The major limitation of the present study is the small sample size and the uncertainty of its relevance in the future: preliminary results from the subsequently performed phase 3 trial, CENTRIC, indicate that the primary endpoint of prolonging overall survival was not reached [ 13 ]. Yet, their analysis serves as a baseline and reference for the future study of the role of modulation of integrins in the treatment of newly diagnosed glioblastoma.
Q3. What was used to map the location and extent of initial preoperative and recurrent tumors?
MRIcro software was used to map location and extent of initial preoperative and recurrent tumors on MRI of both groups into the same stereotaxic space which were then analyzed using an automated tool of image analysis.
Q4. What is the role of cilengitide in glioma?
Preclinical data obtained in rodent glioma models suggest that VEGF antagonism may induce a more infiltrative, disseminated phenotype of gliomas [2,3].
Q5. What is the main limitation of the present study?
The major limitation of the present study is the small sample size and the uncertainty of its relevance in the future: preliminary results from the subsequently performed phase 3 trial, CENTRIC, indicate that the primary endpoint of prolonging overall survival was not reached [13].
Q6. What was the purpose of the study?
By transforming each individual brain and lesion into the same stereotaxic space, the procedure allowed us to superimpose lesions of different individuals to find regions of mutual involvement and conduct subtraction analysis.
Q7. How many patients were treated with cilengitide?
For 21 representative patients (21/53, 40%) treated prospectively within the cilengitide added to standard TMZ/RTTMZ 010 pilot phase II protocol complete digitized imaging was available for review and analysis [6].
Q8. How many patients were enrolled in the NCIC CE.3 trial?
Thirty patients from the experimental treatment arm of the EORTC/NCIC 26981/22981 National Cancer Institute of Canada (NCIC) CE.3 trial served as a reference [1,4].
Q9. What is the definition of a distant recurrence?
For an additional case-by-case analysis a distant recurrence on T1 contrastenhanced (T1+c) sequences was defined as one of the following: a) qualitative assessment of well-defined recurrence centered outside a 2 cm margin around the outer border of the primary site or margin of the resection cavity or a shift of the center-of-mass by more than half of the diameter of the pretreatment tumor, b) new tumor satellites, c) new involvement of the contralateral hemisphere [4].

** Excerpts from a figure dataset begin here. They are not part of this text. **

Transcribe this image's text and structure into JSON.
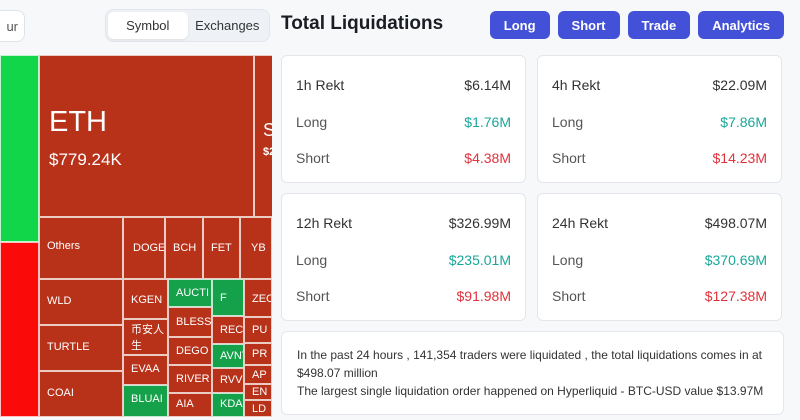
{
  "timeframe_partial": "ur",
  "segment": {
    "options": [
      "Symbol",
      "Exchanges"
    ],
    "active": "Symbol"
  },
  "title": "Total Liquidations",
  "buttons": [
    "Long",
    "Short",
    "Trade",
    "Analytics"
  ],
  "colors": {
    "accent": "#4351d8",
    "long": "#1aa79a",
    "short": "#e0323b",
    "treemap_red": "#b8321a",
    "treemap_green": "#14a14a"
  },
  "cards": [
    {
      "label": "1h Rekt",
      "total": "$6.14M",
      "long_label": "Long",
      "long": "$1.76M",
      "short_label": "Short",
      "short": "$4.38M"
    },
    {
      "label": "4h Rekt",
      "total": "$22.09M",
      "long_label": "Long",
      "long": "$7.86M",
      "short_label": "Short",
      "short": "$14.23M"
    },
    {
      "label": "12h Rekt",
      "total": "$326.99M",
      "long_label": "Long",
      "long": "$235.01M",
      "short_label": "Short",
      "short": "$91.98M"
    },
    {
      "label": "24h Rekt",
      "total": "$498.07M",
      "long_label": "Long",
      "long": "$370.69M",
      "short_label": "Short",
      "short": "$127.38M"
    }
  ],
  "info": {
    "line1": "In the past 24 hours , 141,354 traders were liquidated , the total liquidations comes in at $498.07 million",
    "line2": "The largest single liquidation order happened on Hyperliquid - BTC-USD value $13.97M"
  },
  "treemap": {
    "eth": {
      "symbol": "ETH",
      "value": "$779.24K"
    },
    "partial_symbol": "S",
    "partial_value": "$2",
    "labels": {
      "others": "Others",
      "doge": "DOGE",
      "bch": "BCH",
      "fet": "FET",
      "yb": "YB",
      "wld": "WLD",
      "kgen": "KGEN",
      "auction": "AUCTI",
      "f": "F",
      "zec": "ZEC",
      "bianren": "币安人生",
      "bless": "BLESS",
      "reca": "RECA",
      "pu": "PU",
      "turtle": "TURTLE",
      "dego": "DEGO",
      "avnt": "AVNT",
      "pr": "PR",
      "evaa": "EVAA",
      "river": "RIVER",
      "rvv": "RVV",
      "ap": "AP",
      "coai": "COAI",
      "bluai": "BLUAI",
      "aia": "AIA",
      "kda": "KDA",
      "en": "EN",
      "ld": "LD"
    }
  }
}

Q10. What is the role of cilengitide in glioblastoma?
The integrin antagonist cilengitide has been explored as an adjunct with antiangiogenic properties to standard of care temozolomide chemoradiotherapy (TMZ/RT→TMZ) in newly diagnosed glioblastoma.
Q11. How long did the median time between MRI and first diagnosis be?
The median time between imaging used for the baseline MRI scanning and first histological diagnosis was 0.2 months in both groups.
Q12. How was the survival for the cilengitide group calculated?
Median progression-free and overall survival for the cilengitide group were calculated by Kaplan-Meier survival analysis using SPSS software version 21 for Windows (IBM, Armonk, NY, USA).
Q13. How long did the MRI show recurrence?
The median time between baseline MRI and the MRI demonstrating recurrence was 7.3 months in the reference group and 9.0 months in the cilengitide group, comparable to the whole study cohort.